It's fashionable right now to suggest that everyone should cut back on obsessive Internet media consumption, but it's also worth remembering that people were acting based on incorrect or incomplete information long before the Web, social networking and text messaging emerged.
Picture by wallyg
At BBC News, Lisa Jardine uses the example of artist Albrecht Duerer to point out that making the wrong interpretation of the facts is far from the exclusive provenance of the I-heard-it-online-it-must-be-true era. As she points out in a discussion of a Duerer self-portrait:
His left hand is poised in the moment of drawing - thumb, middle and forefinger in the act of gripping the pen, his open palm facing out towards us, his two remaining fingers held elegantly aloft. So does this mean that Duerer was left-handed? Well, no, of course, it does not.

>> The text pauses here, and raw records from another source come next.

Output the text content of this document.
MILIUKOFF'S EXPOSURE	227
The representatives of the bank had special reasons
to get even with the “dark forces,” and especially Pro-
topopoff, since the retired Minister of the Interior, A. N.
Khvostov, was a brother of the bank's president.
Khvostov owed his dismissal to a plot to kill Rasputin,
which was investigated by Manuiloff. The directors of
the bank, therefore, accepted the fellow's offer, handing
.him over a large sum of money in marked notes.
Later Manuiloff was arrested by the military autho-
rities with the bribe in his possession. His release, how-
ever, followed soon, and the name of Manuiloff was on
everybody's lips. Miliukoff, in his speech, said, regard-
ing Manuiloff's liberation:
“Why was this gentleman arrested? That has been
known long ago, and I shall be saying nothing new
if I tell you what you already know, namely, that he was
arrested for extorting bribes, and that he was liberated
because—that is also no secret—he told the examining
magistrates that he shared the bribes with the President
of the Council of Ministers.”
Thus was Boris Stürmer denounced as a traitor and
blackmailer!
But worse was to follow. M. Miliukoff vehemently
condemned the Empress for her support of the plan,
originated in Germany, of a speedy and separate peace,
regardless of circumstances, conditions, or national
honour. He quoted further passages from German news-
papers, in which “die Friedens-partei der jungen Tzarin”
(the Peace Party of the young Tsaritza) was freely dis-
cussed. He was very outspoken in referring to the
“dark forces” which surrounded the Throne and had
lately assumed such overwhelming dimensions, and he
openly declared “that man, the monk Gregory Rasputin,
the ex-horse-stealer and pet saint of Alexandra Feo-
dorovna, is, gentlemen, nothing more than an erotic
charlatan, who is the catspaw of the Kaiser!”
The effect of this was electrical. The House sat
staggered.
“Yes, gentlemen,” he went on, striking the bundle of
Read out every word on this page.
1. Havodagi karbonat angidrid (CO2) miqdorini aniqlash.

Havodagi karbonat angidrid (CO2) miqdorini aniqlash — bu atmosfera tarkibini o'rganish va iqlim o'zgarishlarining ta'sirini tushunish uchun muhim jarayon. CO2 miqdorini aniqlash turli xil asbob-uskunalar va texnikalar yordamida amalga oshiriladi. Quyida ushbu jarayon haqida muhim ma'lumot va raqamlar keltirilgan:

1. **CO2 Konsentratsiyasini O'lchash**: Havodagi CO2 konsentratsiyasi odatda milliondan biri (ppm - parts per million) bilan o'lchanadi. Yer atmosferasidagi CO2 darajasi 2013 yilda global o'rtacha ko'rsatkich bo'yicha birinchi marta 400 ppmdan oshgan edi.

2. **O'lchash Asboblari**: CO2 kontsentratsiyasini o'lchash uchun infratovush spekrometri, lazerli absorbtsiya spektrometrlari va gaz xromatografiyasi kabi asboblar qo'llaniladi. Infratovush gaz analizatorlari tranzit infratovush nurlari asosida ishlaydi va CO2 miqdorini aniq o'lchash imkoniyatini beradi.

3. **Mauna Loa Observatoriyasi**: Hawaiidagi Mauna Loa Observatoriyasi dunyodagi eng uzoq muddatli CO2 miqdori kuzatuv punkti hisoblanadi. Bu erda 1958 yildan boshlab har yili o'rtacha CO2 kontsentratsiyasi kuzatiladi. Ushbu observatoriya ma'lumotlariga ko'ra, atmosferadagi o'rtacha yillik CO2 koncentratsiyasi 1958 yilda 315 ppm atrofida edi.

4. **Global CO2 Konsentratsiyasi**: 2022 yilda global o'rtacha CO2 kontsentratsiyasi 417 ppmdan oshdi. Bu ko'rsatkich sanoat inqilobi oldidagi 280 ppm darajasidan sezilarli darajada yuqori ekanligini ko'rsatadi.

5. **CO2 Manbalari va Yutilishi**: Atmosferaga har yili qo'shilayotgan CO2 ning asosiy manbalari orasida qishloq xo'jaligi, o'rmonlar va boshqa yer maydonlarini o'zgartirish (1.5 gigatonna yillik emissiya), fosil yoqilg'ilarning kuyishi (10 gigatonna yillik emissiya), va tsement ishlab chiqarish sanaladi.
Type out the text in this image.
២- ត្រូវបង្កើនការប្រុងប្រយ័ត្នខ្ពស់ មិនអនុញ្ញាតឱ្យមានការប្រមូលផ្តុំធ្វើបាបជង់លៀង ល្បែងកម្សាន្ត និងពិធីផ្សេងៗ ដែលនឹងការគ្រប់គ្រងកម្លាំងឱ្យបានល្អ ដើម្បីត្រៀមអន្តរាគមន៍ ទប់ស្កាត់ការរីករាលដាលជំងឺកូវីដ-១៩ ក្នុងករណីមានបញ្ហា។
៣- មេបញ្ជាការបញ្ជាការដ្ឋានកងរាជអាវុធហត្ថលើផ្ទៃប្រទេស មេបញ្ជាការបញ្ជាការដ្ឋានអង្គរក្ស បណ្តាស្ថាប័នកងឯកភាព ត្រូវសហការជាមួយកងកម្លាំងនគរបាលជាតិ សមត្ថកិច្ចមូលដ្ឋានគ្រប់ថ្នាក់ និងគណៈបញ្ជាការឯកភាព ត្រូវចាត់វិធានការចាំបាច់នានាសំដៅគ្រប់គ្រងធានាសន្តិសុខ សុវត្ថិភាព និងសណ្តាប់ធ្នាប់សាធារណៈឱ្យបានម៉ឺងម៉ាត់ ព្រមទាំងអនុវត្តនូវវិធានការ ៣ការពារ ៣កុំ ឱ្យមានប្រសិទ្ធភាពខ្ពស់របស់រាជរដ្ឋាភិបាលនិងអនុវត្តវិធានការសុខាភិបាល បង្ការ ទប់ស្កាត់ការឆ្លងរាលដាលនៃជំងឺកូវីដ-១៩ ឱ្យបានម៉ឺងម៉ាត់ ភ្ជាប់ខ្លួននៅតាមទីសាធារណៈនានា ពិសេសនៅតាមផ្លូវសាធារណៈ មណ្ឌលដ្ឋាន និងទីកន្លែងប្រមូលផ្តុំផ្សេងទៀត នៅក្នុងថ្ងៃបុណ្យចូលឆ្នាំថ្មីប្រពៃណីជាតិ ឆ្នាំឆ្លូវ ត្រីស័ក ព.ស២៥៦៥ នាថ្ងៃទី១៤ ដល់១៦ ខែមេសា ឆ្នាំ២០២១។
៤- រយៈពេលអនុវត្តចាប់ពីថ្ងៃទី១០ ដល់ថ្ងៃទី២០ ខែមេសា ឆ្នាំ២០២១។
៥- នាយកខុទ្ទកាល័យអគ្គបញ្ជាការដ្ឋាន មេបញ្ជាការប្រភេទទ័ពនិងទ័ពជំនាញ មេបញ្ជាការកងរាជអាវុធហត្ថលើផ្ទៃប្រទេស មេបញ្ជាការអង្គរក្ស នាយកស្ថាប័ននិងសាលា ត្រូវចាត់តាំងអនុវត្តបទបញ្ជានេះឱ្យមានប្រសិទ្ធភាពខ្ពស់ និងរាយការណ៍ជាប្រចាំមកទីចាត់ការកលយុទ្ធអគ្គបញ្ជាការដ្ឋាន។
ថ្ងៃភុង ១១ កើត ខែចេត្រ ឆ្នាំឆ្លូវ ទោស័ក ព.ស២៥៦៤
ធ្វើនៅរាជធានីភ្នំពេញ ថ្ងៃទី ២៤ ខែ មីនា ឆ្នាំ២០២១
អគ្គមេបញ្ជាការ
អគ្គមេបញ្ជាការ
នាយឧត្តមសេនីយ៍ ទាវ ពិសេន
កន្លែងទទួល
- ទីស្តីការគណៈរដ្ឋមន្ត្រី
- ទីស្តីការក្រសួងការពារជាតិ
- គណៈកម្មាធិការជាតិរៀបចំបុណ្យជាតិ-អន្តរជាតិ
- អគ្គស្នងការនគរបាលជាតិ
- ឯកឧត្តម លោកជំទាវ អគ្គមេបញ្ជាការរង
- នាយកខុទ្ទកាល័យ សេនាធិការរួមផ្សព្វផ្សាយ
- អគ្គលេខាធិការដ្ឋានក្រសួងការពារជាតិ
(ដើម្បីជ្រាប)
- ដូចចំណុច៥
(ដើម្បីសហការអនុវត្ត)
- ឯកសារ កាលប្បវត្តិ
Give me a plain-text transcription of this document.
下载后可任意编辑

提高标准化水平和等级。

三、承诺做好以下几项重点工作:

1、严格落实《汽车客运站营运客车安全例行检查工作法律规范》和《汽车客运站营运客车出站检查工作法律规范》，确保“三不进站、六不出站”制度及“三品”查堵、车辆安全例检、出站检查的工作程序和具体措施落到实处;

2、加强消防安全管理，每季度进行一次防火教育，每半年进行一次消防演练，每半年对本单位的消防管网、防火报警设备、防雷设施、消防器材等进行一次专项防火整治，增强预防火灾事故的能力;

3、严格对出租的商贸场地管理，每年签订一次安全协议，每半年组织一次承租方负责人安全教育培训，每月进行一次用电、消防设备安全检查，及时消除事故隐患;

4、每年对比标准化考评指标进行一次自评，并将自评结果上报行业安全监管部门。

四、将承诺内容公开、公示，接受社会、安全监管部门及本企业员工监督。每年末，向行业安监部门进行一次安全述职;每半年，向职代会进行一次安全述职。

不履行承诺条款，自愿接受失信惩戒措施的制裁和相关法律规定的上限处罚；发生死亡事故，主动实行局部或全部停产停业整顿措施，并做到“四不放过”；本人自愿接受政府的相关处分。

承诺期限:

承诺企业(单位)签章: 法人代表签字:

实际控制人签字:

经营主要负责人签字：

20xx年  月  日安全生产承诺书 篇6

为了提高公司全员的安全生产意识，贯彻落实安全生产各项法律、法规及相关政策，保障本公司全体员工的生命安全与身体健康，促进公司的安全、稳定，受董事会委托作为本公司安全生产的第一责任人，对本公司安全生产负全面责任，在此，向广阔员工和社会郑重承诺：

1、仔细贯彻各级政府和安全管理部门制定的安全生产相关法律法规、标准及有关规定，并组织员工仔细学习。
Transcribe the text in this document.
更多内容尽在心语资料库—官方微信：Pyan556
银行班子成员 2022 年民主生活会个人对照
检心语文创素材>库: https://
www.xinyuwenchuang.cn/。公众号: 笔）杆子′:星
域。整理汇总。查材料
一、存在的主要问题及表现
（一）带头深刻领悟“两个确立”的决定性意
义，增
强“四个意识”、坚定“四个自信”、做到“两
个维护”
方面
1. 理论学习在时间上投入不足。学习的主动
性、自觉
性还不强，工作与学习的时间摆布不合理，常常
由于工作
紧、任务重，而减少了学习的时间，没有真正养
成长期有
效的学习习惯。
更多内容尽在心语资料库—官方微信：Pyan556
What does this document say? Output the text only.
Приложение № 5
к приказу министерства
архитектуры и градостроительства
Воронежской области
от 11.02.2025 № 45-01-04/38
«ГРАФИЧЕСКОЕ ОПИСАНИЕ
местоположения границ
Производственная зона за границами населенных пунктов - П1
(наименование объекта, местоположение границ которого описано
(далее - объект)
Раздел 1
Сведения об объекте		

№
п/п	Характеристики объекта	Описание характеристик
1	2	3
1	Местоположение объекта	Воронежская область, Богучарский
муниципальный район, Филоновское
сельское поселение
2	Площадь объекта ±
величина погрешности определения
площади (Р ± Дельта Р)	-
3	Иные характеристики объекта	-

Like most artists, Duerer paints himself by looking in a mirror, and thus paints the "mirror image" of himself, reflected through 180 degrees, so that the painter's right hand - the one in which he holds his pen - appears to be his left one. Yet Duerer's name continues to appear in any number lists of "south paw" or left-handed figures from history - just try putting "Duerer" and "left-handed" into your search engine. The precision of line and angle in his drawing still has the capacity actively to mislead.
Jardine's more general argument -- that it's often hard to tell in the noise of current events what will really be relevant -- is also well worth considering. As ever, the lesson is to look for sources for any contentious claim, and to think about the inherent bias in those sources.